La domestique prit un objet d’un cabinet et marcha jusqu’au vieil homme dans sa chaise. Il la remarqua cette fois-ci, redressant la tête juste un peu.

“Ah, vous êtes là, ma chère. Avez-vous rencontré Theo ? Il devrait être quelque part par là, je crois qu’il utilise les toilettes.”

“J’ai peur que Lord Theodore ai dû partir, monsieur,” dit la domestique.

“Oh, vraiment ? Dommage, dommage. Nous passions un si bon moment. Bien, dites lui bien de passer à nouveau.”

“Bien sûr, monsieur.”

“Vous avez été si serviable pendant toutes ces années. Je suis triste de vous dire adieux, mais vous dire adieux je dois. Il n’y a plus rien pour vous ici. Je vous souhaite beaucoup de chance.”

“Merci, monsieur.”

“J’ai laissé un cadeau pour vous dans la cuisine, un petit cadeau d’adieux.”

“Merci, monsieur.”

La domestique resta encore au côté du vieil homme pendant plus encore un instant.

“Vous êtes libre de partir, ma chère,” dit-il. “Ne regardez pas en arrière. Vous ne travaillez plus pour moi. Allez trouver quelque chose de nouveau pour votre vie.”

La domestique eut un dernier, long regard vers le vieil homme, et appuya son doigt sur son cou. Ses yeux s’éteignirent, et devinrent noirs. La chanson de la machine se ralentit, et s’estompa, grondant jusqu’au silence.
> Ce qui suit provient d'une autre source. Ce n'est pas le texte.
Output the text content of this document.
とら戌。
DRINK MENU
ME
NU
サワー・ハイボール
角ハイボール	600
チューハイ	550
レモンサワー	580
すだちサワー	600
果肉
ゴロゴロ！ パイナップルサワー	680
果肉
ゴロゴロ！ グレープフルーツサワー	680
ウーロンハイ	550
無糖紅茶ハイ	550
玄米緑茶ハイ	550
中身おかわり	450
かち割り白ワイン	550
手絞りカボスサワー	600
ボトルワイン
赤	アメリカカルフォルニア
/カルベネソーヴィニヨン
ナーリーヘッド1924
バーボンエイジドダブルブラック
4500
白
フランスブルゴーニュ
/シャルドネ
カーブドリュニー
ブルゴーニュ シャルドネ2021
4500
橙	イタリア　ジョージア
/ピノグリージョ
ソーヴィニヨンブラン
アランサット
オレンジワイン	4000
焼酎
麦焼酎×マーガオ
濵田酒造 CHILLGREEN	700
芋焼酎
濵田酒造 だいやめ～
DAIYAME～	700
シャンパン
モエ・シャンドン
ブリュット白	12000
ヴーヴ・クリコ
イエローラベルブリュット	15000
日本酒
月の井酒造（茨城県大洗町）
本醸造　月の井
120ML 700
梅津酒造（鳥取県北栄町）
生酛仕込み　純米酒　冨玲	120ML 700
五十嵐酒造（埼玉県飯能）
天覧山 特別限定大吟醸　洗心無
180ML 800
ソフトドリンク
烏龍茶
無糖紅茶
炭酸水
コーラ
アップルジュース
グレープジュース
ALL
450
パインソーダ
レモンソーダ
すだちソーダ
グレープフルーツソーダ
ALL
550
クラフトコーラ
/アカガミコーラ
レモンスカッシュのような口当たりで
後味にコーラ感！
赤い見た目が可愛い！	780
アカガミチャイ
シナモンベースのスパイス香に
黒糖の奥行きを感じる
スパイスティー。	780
Les soufflets devinrent mous, les lumières s’obscurcirent, les rouages s’endormirent, les pistons grincèrent jusqu’à s’arrêter.
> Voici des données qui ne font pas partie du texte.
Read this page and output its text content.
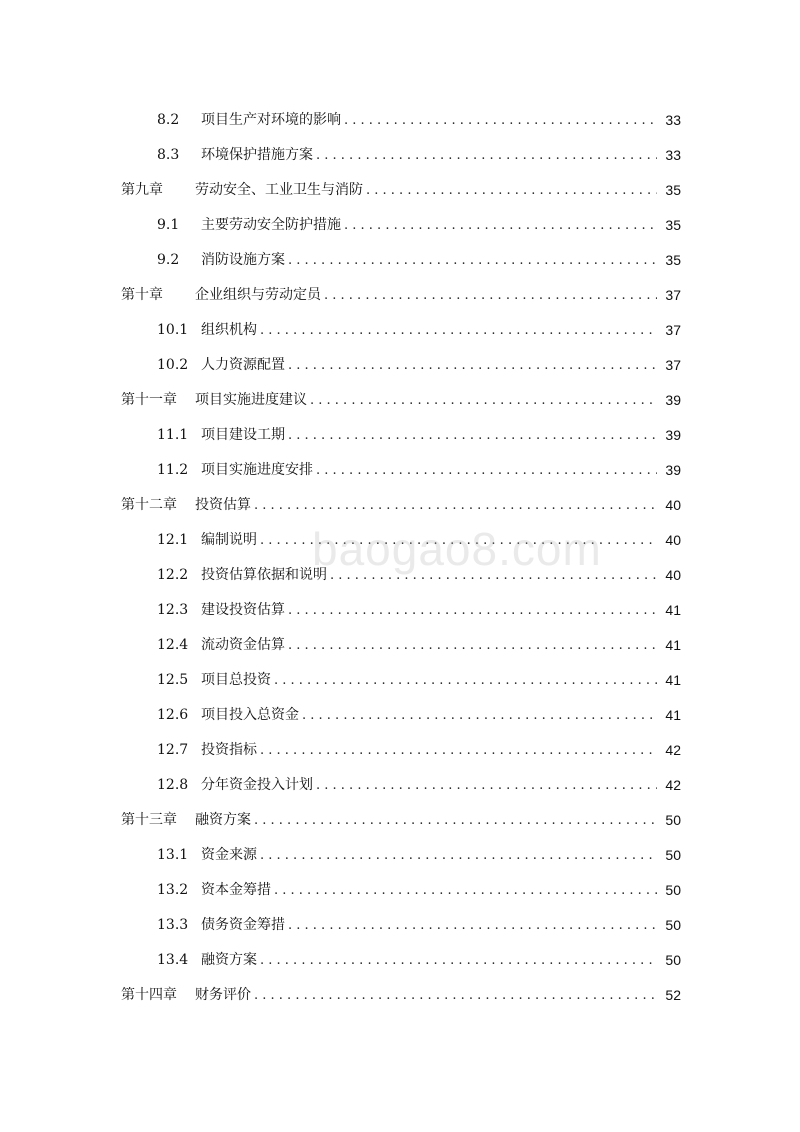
8.2	项目生产对环境的影响 . . .	33
8.3	环境保护措施方案 . . .	33
第九章	劳动安全、工业卫生与消防 . . .	35
9.1	主要劳动安全防护措施 . . .	35
9.2	消防设施方案 . . .	35
第十章	企业组织与劳动定员 . . .	37
10.1 组织机构 . . .	37
10.2 人力资源配置 . . .	37
第十一章 项目实施进度建议 . . .	39
11.1 项目建设工期 . . .	39
11.2 项目实施进度安排 . . .	39
第十二章 投资估算 . . .	40
12.1 编制说明 . . .	40
12.2 投资估算依据和说明 . . .	40
12.3 建设投资估算 . . .	41
12.4 流动资金估算 . . .	41
12.5 项目总投资 . . .	41
12.6 项目投入总资金 . . .	41
12.7 投资指标 . . .	42
12.8 分年资金投入计划 . . .	42
第十三章 融资方案 . . .	50
13.1 资金来源 . . .	50
13.2 资本金筹措 . . .	50
13.3 债务资金筹措 . . .	50
13.4 融资方案 . . .	50
第十四章 财务评价 . . .	52
baogao8.com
La domestique se retira de la machine et marcha jusqu’au porte-chapeau. Elle mit son chapeau et son manteau, et enroula son écharpe autour de son cou. Comme le vieil homme l’avait dit, il y avait un colis posé sur le comptoir, emballé dans du papier brun et de la corde.

La machine laissa échapper un gémissement soupirant, et commença à se plier sur elle-même, le vieil homme au milieu. Elle se plia et se plia et devint de plus en plus petite, laissant des murs nus derrière elle.

Emma Aislethorp-Brown sortit sur le perron au milieu de l’hiver et verrouilla la porte derrière elle. Elle s’éloigna sous le soleil cristallin et ne regarda pas en arrière.